We spent our days in Ping-An doing short walks around the area. The area is stunning with the hills landscaped into perfect contour lines for terraced rice fields over many centuries – very green with some strands of bamboo here and there on the hill-sides. The villages are really charming with dark wooden houses and bright yellow corn cobs or red chillies lying out to dry everywhere. Ping-An has a bit of tourist development, and sees some day-trips from Guilin, but another village a little further (called Longji like the area) is completely traditional.
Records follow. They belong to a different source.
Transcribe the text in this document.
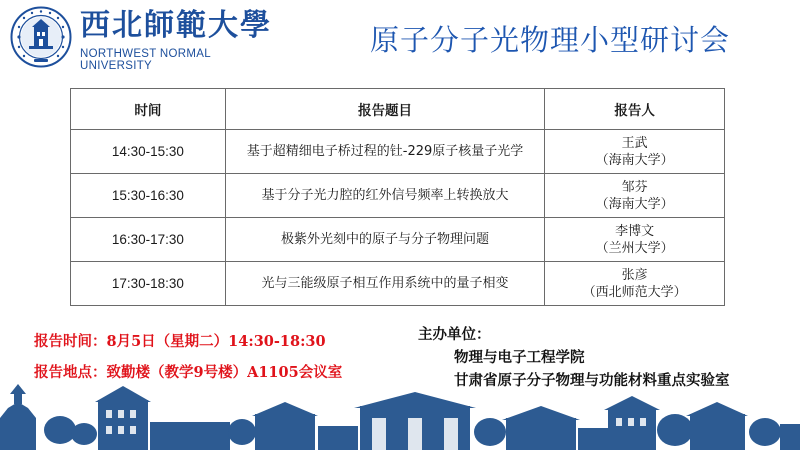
西北師範大學
NORTHWEST NORMAL UNIVERSITY
原子分子光物理小型研讨会
时间	报告题目	报告人
14:30-15:30	基于超精细电子桥过程的钍-229原子核量子光学	王武
（海南大学）

15:30-16:30	基于分子光力腔的红外信号频率上转换放大	邹芬
（海南大学）

16:30-17:30	极紫外光刻中的原子与分子物理问题	李博文
（兰州大学）

17:30-18:30	光与三能级原子相互作用系统中的量子相变	张彦
（西北师范大学）
报告时间：8月5日（星期二）14:30-18:30
报告地点：致勤楼（教学9号楼）A1105会议室
主办单位：
物理与电子工程学院
甘肃省原子分子物理与功能材料重点实验室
As we walked through there we were met by some really cute kids who wanted to look at every single photo we had in our camera.
From Longji we headed back to Guilin to catch a bus back to Hong Kong and spend a couple nights in Macau before flying to Japan. We spent a few hours idling in Guilin before the bus, walking around town and checking out the restaurants with live animals, bamboo rats and turtles, in cages waiting outside. The night-bus to Hong Kong was a new experience also – actually had real bunk beds inside it in three rows…though of course the beds were about 10cm shorter than I am..one of the few times Edel slept better than me on a bus.